If you haven’t been paying attention, cities are getting killed by ransomware. The number of cities that have fallen victim to ransomware just 2019 is too long to list. And once a city does get hit by ransomware, the question that always comes up is, should the city pay the ransom? It’s not an easy question to answer.
One the one hand, paying the ransom is no guarantee that the city will get their systems back. On the other hand, not paying the ransom leaves the city with the unknown financial burden of restoring their systems.
Some have chosen to pay the ransom. According to SC Magazine, “Lake City and Riviera Beach, Fla.; the Rockville Center, N.Y. School District; LaPorte County, Ind.; and Jackson County, Ga. all opted to pay.”
Some have chosen not to pay. “Baltimore and Atlanta chose not to pay their attackers, a decision that forced them to spend millions of dollars and rebuild over months.”
When it comes to the decision about what to do with ransomware, the country’s mayors have already decided. U.S. Mayors, at their yearly conference, adopted a resolution not to give in to ransomware demands. And now it seems the taxpayers in those cities have spoken also.
According to a survey, conducted by Morning Consult and sponsored by IBM Security, of 2,200 U.S. citizens, “Sixty percent of taxpayers said they are against giving in to the ransom demanded by malicious actors.
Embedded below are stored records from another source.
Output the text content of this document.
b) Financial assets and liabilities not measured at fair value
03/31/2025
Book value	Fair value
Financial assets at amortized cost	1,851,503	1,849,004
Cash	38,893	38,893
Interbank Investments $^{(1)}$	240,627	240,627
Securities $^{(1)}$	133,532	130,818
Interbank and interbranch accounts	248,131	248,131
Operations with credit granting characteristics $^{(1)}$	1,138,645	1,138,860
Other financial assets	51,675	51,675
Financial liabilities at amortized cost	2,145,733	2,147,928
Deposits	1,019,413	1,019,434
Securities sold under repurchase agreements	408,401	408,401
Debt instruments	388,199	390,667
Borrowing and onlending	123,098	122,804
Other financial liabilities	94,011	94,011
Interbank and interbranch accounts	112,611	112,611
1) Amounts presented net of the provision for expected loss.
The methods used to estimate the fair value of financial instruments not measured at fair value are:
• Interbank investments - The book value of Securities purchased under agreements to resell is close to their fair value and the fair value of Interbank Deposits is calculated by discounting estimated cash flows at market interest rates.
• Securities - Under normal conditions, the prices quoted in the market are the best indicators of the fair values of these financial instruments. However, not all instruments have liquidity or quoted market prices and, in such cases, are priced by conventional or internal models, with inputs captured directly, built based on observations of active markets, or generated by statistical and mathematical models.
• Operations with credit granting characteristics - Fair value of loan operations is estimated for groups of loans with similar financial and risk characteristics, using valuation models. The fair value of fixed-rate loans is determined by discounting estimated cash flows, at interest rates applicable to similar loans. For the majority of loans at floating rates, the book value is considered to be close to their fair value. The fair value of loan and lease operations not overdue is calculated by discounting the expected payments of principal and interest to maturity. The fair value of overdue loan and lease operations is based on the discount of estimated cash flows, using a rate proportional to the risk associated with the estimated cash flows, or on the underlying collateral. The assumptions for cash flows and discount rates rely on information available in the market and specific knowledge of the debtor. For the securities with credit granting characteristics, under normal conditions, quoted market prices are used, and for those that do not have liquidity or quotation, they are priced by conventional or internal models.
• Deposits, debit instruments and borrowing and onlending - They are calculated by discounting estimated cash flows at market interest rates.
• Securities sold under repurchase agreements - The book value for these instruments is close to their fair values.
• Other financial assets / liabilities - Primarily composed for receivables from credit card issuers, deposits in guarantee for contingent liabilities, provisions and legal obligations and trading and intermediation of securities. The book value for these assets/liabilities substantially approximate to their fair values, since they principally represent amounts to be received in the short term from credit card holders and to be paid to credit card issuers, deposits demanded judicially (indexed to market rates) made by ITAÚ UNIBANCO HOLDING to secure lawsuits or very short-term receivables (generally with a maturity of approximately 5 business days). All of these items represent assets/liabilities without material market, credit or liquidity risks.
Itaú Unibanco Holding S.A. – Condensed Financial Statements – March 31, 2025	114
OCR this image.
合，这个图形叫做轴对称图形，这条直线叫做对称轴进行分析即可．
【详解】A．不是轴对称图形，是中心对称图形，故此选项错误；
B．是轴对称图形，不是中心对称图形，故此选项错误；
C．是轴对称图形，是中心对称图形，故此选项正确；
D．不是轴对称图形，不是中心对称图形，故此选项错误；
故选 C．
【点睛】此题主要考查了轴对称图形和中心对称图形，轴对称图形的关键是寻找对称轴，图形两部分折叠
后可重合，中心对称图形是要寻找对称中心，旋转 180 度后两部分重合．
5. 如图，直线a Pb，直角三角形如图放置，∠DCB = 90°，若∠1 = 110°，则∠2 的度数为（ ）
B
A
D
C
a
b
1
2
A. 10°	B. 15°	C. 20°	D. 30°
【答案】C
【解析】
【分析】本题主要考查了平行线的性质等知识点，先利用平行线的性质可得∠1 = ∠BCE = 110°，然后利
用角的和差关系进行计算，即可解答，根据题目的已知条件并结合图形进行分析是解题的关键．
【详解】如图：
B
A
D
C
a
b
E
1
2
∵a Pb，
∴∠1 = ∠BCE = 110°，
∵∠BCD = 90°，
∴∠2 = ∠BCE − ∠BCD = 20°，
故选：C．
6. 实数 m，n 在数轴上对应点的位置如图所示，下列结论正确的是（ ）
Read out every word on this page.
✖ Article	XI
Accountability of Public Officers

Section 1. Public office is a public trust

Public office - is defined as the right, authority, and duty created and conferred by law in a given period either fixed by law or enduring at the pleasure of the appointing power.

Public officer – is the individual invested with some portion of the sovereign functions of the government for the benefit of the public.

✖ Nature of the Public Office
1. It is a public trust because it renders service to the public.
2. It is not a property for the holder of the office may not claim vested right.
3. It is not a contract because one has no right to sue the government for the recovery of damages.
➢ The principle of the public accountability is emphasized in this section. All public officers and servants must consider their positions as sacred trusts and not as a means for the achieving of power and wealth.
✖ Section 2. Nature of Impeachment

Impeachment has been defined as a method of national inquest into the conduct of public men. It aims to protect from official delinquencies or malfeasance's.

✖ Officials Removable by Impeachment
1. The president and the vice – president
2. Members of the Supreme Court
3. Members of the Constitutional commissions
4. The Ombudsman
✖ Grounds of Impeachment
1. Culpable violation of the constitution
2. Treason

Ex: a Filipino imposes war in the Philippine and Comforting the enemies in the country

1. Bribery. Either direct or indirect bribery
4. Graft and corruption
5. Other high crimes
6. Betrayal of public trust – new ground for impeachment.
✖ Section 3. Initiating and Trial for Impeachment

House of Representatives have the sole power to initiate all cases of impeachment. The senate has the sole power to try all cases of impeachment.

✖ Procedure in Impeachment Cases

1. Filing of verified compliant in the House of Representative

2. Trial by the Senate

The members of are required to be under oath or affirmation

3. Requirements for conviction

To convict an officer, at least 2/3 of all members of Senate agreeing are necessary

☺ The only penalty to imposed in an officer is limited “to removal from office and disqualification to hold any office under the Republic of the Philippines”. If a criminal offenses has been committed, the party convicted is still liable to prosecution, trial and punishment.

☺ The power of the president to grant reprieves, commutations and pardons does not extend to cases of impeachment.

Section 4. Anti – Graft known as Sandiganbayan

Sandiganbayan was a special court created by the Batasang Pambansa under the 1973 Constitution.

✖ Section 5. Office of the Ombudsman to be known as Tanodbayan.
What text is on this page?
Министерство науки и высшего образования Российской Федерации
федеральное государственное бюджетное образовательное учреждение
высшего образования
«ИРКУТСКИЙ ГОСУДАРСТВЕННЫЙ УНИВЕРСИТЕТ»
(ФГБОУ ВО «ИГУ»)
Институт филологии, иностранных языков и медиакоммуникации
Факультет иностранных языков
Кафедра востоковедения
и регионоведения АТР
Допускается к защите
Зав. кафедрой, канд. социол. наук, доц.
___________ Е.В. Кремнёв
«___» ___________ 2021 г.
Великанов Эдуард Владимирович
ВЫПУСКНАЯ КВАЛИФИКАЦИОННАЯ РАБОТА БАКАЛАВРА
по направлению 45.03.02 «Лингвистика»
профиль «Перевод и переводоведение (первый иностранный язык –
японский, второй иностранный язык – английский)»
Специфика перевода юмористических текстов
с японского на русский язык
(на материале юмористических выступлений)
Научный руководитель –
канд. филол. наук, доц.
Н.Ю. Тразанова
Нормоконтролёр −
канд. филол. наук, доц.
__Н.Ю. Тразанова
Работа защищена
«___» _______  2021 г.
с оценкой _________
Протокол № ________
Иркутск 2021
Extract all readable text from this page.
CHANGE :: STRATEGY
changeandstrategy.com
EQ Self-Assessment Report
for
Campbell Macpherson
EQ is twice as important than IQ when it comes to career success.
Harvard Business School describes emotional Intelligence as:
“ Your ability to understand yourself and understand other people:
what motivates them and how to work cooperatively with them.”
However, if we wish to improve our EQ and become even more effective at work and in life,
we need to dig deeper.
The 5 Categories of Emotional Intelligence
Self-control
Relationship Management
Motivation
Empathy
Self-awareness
The same number stated they would rather see their tax dollars go toward paying for a recovery effort – even if it is more expensive – than putting their hard-earned dollars into a criminal’s pocket.”
Some of the survey results were shocking. “While citizens are most likely to support payment of ransoms for services they see as critical, the services they do not consider critical are surprising. More than 30 percent of taxpayers surveyed wouldn’t support payment of any amount to assist 911 emergency services, police departments and school systems if they were targeted by a cyberattack.”
While the Mayors and taxpayers have let everyone know where they stand on the ransomware issue, the question that arises is, are they worried about the wrong thing? Rather than worrying about whether or not to pay the ransom, shouldn’t they be more concerned about following best security practices to make sure their city isn’t a victim of ransomware in the first place?
The answer is obviously yes. Best practices for avoiding ransomware include providing employee awareness training and deploying anti-phishing software like that from DuoCircle.
Anti-phishing software, with real-time link click protection, costs on the order of 30 cents per employee per month. For taxpayers who are obviously worried about their hard-earned tax dollars, that seems like a much easier decision than whether or not to pay a ransom.